Exporting Tables into a CSV File

These Python examples show how to export tables from an image of a document into a comma-separated values (CSV) file.

The example for synchronous document analysis collects table information from a call to AnalyzeDocument. The example for asynchronous document analysis makes a call to StartDocumentAnalysis and then retrives the results from GetDocumentAnalysis as Block objects.

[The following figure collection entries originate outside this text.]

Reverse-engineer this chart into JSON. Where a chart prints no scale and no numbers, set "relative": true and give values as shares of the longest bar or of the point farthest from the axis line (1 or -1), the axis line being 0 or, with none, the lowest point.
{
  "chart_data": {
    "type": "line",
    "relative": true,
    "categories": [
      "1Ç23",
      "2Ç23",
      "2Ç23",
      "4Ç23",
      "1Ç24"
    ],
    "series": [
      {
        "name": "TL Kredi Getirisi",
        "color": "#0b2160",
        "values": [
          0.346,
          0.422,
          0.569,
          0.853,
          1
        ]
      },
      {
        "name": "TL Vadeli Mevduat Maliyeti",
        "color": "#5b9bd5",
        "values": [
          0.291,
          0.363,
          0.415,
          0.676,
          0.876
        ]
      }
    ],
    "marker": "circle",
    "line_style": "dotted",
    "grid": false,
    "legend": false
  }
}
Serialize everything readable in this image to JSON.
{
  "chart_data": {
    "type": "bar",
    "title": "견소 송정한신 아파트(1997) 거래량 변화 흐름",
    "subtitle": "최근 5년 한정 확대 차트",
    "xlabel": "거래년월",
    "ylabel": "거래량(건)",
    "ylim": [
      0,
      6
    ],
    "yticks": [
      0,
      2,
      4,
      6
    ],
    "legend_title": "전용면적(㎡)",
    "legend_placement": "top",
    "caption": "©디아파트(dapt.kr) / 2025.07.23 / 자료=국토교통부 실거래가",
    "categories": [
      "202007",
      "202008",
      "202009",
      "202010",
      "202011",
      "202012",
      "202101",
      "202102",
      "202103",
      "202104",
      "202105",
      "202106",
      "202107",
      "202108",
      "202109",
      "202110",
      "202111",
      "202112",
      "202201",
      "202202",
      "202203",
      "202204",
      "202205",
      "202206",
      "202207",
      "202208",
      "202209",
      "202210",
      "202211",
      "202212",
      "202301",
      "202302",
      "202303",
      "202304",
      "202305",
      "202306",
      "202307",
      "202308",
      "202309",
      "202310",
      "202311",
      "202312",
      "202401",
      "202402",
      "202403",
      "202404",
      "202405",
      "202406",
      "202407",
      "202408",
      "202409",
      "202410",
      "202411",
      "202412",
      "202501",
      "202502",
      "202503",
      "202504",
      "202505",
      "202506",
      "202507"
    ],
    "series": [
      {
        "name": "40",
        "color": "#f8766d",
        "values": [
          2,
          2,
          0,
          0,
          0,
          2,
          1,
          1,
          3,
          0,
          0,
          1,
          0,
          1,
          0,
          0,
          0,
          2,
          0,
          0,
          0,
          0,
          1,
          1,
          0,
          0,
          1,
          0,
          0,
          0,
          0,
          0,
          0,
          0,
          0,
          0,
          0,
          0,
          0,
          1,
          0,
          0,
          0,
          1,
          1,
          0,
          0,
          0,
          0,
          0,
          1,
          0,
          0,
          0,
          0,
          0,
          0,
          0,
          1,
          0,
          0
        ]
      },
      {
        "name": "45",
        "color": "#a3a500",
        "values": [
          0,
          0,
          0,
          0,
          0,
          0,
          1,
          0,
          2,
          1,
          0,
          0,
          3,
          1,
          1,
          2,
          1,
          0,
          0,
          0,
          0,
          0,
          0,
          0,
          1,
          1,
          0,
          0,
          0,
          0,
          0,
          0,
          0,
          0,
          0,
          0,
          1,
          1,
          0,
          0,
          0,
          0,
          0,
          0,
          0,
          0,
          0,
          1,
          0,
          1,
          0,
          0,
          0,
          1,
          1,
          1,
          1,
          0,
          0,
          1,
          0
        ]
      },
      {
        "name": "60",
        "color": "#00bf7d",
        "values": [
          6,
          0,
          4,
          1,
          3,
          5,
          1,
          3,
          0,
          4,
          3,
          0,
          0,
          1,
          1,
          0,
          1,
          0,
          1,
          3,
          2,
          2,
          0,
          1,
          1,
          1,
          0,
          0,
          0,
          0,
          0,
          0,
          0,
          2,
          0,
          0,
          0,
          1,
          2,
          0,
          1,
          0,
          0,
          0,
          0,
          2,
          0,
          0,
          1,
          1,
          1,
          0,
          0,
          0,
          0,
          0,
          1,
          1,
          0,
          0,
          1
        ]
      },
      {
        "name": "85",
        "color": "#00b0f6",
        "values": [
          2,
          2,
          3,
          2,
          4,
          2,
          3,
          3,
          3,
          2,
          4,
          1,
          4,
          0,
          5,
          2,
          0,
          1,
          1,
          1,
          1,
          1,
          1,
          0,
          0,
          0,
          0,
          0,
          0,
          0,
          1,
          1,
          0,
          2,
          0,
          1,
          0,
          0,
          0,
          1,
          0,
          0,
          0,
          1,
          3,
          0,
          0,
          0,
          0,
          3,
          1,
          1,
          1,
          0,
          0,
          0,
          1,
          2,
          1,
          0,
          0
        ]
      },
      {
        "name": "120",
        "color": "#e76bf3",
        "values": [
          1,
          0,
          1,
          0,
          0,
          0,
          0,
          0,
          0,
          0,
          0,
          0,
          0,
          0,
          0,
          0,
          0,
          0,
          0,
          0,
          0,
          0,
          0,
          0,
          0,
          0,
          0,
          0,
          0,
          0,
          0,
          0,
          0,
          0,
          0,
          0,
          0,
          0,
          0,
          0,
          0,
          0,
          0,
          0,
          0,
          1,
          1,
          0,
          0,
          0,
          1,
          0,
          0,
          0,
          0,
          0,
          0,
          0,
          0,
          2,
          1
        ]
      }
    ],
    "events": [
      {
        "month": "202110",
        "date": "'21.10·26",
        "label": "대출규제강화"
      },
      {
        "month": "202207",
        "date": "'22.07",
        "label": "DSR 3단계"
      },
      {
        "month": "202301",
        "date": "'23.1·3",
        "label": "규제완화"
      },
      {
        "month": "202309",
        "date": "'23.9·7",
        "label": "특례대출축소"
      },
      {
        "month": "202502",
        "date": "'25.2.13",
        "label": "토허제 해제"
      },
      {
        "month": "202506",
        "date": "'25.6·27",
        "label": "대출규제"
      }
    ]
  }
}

Table information is returned as Block objects from a call to AnalyzeDocument. For more information, see Tables. The Block objects are stored in a map structure that's used to export the table data into a CSV file.

Synchronous

In this example, you will use the functions:

get_table_csv_results – Calls AnalyzeDocument, and builds a map of tables that are detected in the document. Creates a CSV representation of all detected tables.
generate_table_csv – Generates the CSV file for an individual table.
get_rows_columns_map – Gets the rows and columns from the map.
get_text – Gets the text from a cell.

To export tables into a CSV file

Configure your environment. For more information, see Prerequisites.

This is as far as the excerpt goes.